After a month without internet access, how can I possibly begin to catch up? Yes, I am still in Thailand and I have been living high in the mountains among some of the most amazing, friendly people I’ve ever met. It will be impossible to blog about everything, so I shall begin a series of posts in themes.
Beginning with just what I’ve been doing during my prolonged silence! (From my short conversations with my husband when I could get cell phone reception, everyone has been asking – did she make it?)
I arrived in Chiang Mai four long weeks ago (for it truly feels it’s been profoundly long. I may be fundamentally changed at my core.) without an expectation except that I would be picked up by a Karen man named Somnuk and driven up into the mountains of northern Thailand to live and teach in a village called Omkoi. Of course, this imagination of mine always runs rampant in true bookworm style, so I painted up a series of possibilities, running the gamut from modern mountain living to the most rustic of the rustic. Would I have running water? Reliable electricity? A Western toilet or a squatee? A fluffy bed or a simple mat on a concrete floor? And would anyone like me, the farang, the outsider? Amazing how I’m embarking on something as profound as servimg as a mission teacher, and my chief concerns were the everyday comforts and my own selfish self-esteem! Very human, I guess.
Of course, the reality never matches the imagined. Pastor Somnuk, all smiles and speaking perfectly understandable English (and a fellow Paul Simon fan!), picked me up in his rugged truck, along with his very sweet wife. We drove gradually up into the mountains, out of the city and into the wide open country, of dusty road construction, rather nasty looking motorbike accidents, and swelling rice fields.

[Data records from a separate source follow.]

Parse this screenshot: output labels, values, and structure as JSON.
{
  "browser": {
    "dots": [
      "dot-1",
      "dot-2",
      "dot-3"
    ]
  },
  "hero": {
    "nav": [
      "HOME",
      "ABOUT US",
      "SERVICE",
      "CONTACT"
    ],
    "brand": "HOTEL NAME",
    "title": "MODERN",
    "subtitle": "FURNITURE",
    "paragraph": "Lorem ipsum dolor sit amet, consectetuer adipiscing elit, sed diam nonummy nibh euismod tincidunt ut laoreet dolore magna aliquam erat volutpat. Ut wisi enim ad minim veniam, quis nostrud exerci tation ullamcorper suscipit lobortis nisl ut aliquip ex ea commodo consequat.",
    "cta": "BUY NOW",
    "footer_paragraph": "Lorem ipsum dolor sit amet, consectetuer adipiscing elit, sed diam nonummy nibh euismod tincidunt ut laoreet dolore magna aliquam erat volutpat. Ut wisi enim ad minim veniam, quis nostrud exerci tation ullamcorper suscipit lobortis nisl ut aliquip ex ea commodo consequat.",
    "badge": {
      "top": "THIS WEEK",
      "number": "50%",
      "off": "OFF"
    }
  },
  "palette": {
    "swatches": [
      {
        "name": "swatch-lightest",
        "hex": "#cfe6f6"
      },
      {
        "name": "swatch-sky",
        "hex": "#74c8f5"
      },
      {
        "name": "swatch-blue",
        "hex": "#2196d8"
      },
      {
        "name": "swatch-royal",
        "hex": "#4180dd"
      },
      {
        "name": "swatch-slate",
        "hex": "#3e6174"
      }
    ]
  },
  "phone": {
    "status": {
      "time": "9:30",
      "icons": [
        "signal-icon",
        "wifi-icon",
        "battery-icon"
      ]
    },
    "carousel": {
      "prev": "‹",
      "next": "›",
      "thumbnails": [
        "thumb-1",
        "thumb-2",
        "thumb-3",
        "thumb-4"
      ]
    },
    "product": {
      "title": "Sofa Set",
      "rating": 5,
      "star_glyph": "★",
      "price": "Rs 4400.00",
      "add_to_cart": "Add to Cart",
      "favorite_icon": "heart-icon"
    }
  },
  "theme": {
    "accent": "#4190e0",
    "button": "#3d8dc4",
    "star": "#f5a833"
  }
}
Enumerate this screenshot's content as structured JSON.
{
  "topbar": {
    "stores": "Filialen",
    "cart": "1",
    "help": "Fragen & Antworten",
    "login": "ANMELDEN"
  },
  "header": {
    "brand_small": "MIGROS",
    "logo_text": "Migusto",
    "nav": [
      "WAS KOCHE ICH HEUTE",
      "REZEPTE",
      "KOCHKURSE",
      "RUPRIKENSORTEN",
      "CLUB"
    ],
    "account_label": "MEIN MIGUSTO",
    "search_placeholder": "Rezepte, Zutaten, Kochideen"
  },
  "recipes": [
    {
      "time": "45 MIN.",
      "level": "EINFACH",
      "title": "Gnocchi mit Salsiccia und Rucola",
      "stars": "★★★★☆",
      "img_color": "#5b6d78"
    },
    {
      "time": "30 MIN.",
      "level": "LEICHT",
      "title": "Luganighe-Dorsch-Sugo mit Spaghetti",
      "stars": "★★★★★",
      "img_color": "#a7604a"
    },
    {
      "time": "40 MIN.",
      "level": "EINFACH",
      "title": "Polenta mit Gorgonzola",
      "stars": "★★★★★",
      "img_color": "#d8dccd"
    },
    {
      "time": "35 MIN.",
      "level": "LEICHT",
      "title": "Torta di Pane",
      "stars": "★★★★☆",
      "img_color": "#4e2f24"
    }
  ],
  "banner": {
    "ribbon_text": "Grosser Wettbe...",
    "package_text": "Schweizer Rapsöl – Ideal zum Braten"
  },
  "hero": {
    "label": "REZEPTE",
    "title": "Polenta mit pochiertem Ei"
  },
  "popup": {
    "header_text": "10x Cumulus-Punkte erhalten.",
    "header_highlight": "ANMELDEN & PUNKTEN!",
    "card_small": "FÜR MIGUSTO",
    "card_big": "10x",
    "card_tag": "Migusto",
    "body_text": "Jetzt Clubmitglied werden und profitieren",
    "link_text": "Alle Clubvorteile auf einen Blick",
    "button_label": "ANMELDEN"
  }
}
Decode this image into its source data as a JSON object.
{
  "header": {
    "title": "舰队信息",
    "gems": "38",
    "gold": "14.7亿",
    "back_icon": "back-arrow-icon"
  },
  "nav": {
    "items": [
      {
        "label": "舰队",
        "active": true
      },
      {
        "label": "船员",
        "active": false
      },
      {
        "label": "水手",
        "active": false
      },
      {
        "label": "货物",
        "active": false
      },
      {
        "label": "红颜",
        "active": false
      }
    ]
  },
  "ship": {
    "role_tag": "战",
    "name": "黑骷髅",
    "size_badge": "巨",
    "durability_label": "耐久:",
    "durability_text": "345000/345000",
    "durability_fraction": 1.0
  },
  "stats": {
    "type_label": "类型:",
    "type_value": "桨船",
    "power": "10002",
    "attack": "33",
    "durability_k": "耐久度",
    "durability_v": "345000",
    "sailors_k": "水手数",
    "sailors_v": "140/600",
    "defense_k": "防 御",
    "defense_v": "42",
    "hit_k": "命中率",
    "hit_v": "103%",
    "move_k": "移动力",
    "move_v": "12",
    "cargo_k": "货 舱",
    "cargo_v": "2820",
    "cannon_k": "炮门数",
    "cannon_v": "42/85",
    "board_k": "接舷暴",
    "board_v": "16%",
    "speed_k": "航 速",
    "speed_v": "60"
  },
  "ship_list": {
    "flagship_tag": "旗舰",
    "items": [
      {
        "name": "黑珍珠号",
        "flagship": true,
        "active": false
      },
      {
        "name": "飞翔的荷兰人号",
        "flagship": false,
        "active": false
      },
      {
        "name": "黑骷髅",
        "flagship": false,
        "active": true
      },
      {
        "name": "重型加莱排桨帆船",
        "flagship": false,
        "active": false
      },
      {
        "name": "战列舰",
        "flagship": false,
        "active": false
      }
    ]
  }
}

Imperceptibly at first, we climbed into the mountains, until it hit me we were flying past forests that reminded me suspiciously of home (Oregon, at least). We wound up the highway past cliffs, muddy swollen rivers, motorbikes laden with people, trucks filled to the brim with supplies and produce, and sedate cows munching on the side of the highway.
And finally we reach Omkoi, a village stretched out in the mountains, the center packed with shops and people and schools (always recognizable by the huge portraits of the king and rows of smartly snapping flags). We drove a little further on to reach the Omkoi Bible School and Church, my home for the next few weeks.
Life in this part of the mountains is a mix of modern and not so modern (at least by American standards). I started out living in a house owned by the church, used for visitors, that caters to the Western standard of living. An electric shower that would turn the water warm. A Western toilet (though, yes, I still had to manually flush it with a bucket of water). A stove and big kitchen and microwave. A bed. Really, nothing more does one need.
But within a day I was invited to live at the childrens home at the Bible School, as one of the teachers wanted to practice her English with me. I hemmed a bit – it sounded a bit more rustic. And then I mentally beat myself up for being picky and took the leap. Why not?
I share a room with Anna, a lovely young woman with a glorious laugh and a twinkle in her eye that means lighthearted fun and an immense depth of passion for life. A gap exists at the joining of the wall and ceiling, the windows have no screens, but wooden shutters. In short, bugs and mosquitoes can easily find their way in. I sleep on a hard low bed, really a board with a thin mat. We strung up a pink mosquito net to keep me (hopefully!) bite and malaria free at night. The bathroom is a squatee. Baths are a cold dousing of the bucket. And the children’s laughter and whispering keep me up at night. The first night I lay there and thought – “What did I just get into?”
But I got used to it. And then loved it. I come home to a huge family of children. And by getting rid of the luxuries I’ve grown used to, I begin to question the need for most of the “stuff” we accumulate in our homes. We pack our houses with stuff. Lots of stuff. But I watch the children find the purest joy in the simplest of toys. Rubber band braided jump ropes. Simple twigs for jacks. A soccer ball. They don’t have much, but the joy is everywhere.
I’m running out of time, so I bid adieu for now. I’ll write more about teaching, the people, etc. Promise!
Alas, I will not be posting very many photos of the children. Maybe it’s my teaching background, but the thought of posting photos of my students to the world makes me feel uneasy and protective. I hope everyone understands.